This blog provides an informal forum for terrestrial invertebrate watchers to post recent sightings of interesting observations in the southern Vancouver Island region. Please send your sightings by email to Jeremy Tatum (tatumjb352@gmail.com). Be sure to include your name, phone number, the species name (common or scientific) of the invertebrate you saw, location, date, and number of individuals. If you have a photograph you are willing to share, please send it along. Click on the title above for an index of past sightings.The index is updated most days.

April 27

2015 April 27

 

   Scott Gilmore writes:   I have attached an interesting Chalcid Wasp I found in my Upper Lantzville backyard on Saturday April 25th.
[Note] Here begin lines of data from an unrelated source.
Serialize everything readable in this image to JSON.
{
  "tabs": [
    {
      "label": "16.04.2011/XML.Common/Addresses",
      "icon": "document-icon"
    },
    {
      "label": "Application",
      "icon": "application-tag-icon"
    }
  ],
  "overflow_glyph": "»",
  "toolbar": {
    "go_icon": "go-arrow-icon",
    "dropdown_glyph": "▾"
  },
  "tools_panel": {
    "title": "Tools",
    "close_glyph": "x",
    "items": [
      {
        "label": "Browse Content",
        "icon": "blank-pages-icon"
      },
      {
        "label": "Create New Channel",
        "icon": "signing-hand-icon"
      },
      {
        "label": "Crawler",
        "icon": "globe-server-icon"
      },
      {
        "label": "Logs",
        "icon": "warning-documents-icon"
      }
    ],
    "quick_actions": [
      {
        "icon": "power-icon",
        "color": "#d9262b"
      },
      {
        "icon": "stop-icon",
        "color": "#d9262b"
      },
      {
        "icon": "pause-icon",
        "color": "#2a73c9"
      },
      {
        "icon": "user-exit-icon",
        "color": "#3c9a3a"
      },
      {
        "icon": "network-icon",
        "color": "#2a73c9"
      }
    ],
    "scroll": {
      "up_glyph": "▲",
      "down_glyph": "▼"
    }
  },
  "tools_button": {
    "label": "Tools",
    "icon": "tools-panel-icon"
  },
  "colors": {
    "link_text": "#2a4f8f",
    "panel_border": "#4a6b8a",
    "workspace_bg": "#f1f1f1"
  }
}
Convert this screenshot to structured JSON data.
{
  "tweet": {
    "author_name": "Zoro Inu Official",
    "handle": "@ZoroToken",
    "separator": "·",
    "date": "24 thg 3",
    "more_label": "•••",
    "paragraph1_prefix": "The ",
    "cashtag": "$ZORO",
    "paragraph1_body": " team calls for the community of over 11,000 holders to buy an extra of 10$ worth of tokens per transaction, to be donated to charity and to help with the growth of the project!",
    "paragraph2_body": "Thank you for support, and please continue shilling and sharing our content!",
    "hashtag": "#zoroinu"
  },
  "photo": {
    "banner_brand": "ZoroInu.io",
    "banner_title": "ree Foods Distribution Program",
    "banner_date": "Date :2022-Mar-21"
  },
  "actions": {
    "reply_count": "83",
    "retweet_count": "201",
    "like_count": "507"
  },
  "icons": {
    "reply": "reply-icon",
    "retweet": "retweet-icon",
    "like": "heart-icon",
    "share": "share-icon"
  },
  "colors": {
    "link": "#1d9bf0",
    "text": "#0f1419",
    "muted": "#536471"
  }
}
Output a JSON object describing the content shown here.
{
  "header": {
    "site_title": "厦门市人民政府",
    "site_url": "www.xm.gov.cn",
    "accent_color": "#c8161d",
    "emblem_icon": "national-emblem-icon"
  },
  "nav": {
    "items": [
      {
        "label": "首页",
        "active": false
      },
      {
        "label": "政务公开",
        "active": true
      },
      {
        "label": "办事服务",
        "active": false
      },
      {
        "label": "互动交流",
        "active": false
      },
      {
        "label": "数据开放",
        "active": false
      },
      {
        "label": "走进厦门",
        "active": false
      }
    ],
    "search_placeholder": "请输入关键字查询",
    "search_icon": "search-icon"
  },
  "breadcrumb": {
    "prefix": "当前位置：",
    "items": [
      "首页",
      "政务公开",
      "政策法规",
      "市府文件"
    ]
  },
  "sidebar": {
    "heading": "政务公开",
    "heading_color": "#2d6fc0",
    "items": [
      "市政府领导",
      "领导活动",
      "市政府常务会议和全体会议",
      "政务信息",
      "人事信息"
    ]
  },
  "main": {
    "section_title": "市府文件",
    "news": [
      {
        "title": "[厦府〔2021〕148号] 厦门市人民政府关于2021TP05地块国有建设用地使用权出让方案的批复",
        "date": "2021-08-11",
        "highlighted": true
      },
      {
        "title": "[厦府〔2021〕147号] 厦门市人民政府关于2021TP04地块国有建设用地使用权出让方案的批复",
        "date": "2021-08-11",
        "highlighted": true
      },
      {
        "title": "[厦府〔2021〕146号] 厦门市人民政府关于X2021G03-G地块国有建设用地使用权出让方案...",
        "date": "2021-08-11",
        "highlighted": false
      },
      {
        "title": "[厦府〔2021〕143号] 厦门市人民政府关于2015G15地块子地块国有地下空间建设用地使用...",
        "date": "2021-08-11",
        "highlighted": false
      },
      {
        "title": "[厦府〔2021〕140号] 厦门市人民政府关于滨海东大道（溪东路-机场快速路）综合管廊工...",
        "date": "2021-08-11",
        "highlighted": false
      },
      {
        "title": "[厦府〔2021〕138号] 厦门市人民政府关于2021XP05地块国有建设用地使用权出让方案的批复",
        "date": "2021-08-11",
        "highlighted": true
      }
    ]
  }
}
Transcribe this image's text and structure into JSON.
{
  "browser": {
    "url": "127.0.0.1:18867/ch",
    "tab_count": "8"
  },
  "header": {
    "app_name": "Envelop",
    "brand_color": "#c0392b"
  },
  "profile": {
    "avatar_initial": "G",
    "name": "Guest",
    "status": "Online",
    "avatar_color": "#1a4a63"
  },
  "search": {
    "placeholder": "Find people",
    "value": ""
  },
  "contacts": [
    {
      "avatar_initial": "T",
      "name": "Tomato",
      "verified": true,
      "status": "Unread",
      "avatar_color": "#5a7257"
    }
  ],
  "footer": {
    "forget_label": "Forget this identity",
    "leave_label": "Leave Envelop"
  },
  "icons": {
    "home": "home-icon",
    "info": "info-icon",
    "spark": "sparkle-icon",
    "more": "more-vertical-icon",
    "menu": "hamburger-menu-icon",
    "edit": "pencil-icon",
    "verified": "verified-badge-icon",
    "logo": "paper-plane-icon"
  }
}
It was found flying around a Douglas Fir and sure enough has been confirmed as a Douglas Fir Seed Chalcid by Ross Hill  (Hymenoptera: Torymidae, Megastigmus spermotrophus)

 

The BC Forestry Genetics Council has a nice little leaflet on the life cycle of http://www.fgcouncil.bc.ca/PM-Factsheet07-Megastigmus-spp.pdf

 

 

   [Jeremy Tatum comments:  The English name “chalcid” might seem to imply that it comes from a family “Chalcidae”.  There was a family with such a name at one time, but since then the taxonomy of these and related insects has been greatly revised – although the English name “chalcid” has stuck for many of them.  At present there is a superfamily called Chalcidoidea, which includes many related families, one of which is Chalcididae (with an extra syllable stuck in there!)  They are all very tiny insects, and Scott obviously has some hidden expertise in photographing them.  Some of them are butterfly and moth parasitoids.  The adult wasp of these lays many eggs inside a single moth egg.  The grubs that hatch then spend their entire larval and pupal life inside the moth egg.  I have seen about twenty adult chalcidoid wasps of the family Pteromalidae emerge from a single egg of the Polyphemus Moth.   The insects that Scott has photographed are not moth parasitoids, however, but from another chalcidoid family – Torymidae –  and they spend their immature stages in fir cone seeds.  The link to the leaflet that Scott gives is most interesting and worth looking at.]